My hacking journal

Puzzled by generics and enums

· by admin · Read in about 2 min · (232 Words)
enums generics java

I had to write a method which, given an Enum class, returned the set of values. First signature attempt:

public Set<Enum<?>> getValuesForEnum(Class<Enum<?>> klass);

Unfortunately this doesn’t work. When you try to invoke this method you got the error:

getValuesForEnum() can't be applied to "name.of.the.Enum"

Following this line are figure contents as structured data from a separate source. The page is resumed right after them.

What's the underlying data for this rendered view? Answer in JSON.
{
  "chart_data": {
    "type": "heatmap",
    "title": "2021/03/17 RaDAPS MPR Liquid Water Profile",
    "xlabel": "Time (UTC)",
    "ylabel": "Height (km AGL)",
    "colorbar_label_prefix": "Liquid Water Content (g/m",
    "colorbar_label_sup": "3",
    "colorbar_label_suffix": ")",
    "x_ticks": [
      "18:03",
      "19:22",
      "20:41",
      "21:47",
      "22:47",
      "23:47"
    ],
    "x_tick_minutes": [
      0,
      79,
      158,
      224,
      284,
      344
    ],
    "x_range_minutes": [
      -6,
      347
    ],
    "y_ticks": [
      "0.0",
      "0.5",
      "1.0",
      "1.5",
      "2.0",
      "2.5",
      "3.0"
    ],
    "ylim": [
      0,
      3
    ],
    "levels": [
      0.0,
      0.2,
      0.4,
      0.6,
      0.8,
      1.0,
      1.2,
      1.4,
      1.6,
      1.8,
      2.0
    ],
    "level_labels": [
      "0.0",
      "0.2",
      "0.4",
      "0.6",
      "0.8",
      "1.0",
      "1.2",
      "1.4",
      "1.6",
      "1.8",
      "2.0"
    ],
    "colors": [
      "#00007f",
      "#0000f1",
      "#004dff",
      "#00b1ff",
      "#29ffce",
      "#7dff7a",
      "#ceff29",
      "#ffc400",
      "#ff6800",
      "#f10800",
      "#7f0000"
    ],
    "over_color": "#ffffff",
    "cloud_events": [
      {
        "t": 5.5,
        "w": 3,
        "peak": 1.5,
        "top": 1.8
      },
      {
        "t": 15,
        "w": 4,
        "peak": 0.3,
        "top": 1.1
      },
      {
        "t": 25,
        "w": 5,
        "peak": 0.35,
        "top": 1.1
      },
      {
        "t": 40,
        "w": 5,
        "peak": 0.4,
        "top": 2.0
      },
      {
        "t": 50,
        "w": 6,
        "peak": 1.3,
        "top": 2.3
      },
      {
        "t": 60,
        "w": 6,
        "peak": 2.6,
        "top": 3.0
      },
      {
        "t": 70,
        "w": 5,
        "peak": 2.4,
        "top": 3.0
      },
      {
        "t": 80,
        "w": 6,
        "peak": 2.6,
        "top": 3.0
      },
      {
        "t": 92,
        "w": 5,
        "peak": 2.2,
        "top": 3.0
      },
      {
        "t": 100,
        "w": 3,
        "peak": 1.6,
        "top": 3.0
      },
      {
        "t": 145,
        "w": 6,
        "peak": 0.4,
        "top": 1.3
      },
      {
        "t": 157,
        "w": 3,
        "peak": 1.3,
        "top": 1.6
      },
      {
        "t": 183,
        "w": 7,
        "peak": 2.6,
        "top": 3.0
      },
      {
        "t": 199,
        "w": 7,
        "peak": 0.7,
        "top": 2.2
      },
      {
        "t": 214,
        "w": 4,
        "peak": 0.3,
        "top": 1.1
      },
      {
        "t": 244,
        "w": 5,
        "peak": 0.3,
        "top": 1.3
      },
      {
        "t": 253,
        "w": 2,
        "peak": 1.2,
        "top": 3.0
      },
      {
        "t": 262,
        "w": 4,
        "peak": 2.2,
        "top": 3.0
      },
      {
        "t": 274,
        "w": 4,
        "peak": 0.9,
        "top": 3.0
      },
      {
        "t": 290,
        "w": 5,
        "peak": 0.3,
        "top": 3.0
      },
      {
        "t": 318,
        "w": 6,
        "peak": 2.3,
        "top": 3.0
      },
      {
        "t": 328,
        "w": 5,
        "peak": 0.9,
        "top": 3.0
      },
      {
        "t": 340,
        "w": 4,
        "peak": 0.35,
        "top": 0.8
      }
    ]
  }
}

Let’s say we have an enum named com.example.MyEnum. The compiler complains because MyEnum.class is not a subtype of Class<Enum<?>>. Can you spot the error? Nested type parameters are always tricky to deal with. In this case I had to perform the following reasoning:

A<Y> is a subtype of A<X> if … well this never happens! For the subtype relationship to exist, wildcard must come into play, and there are no wildcards here. Except, well, there is a wildcard indeed: Enum<?>! Unfortunately it’s in the wrong place. We have:

  • Class<Enum<?>>

  • Class<MyEnum>

To fix this problem the signature needs to be:

public Set<Enum<?>> getValuesForEnum( Class<? extends Enum<?>> klass);

Generics are invariant in Java: a List<String> can’t be used where a List<Object> is expected, regardless of the subtype relation between String and Object. It’s not different in this case: just that we don’t have String and Object, but Enum<?> and Enum<MyEnum>. There exists a subtype relation between the two arguments, but it’s irrelevant because our X is Enum<?>, so it’s not a wildcard.

What puzzled me is that it’s a generic type and the type argument happens to be a wildcard.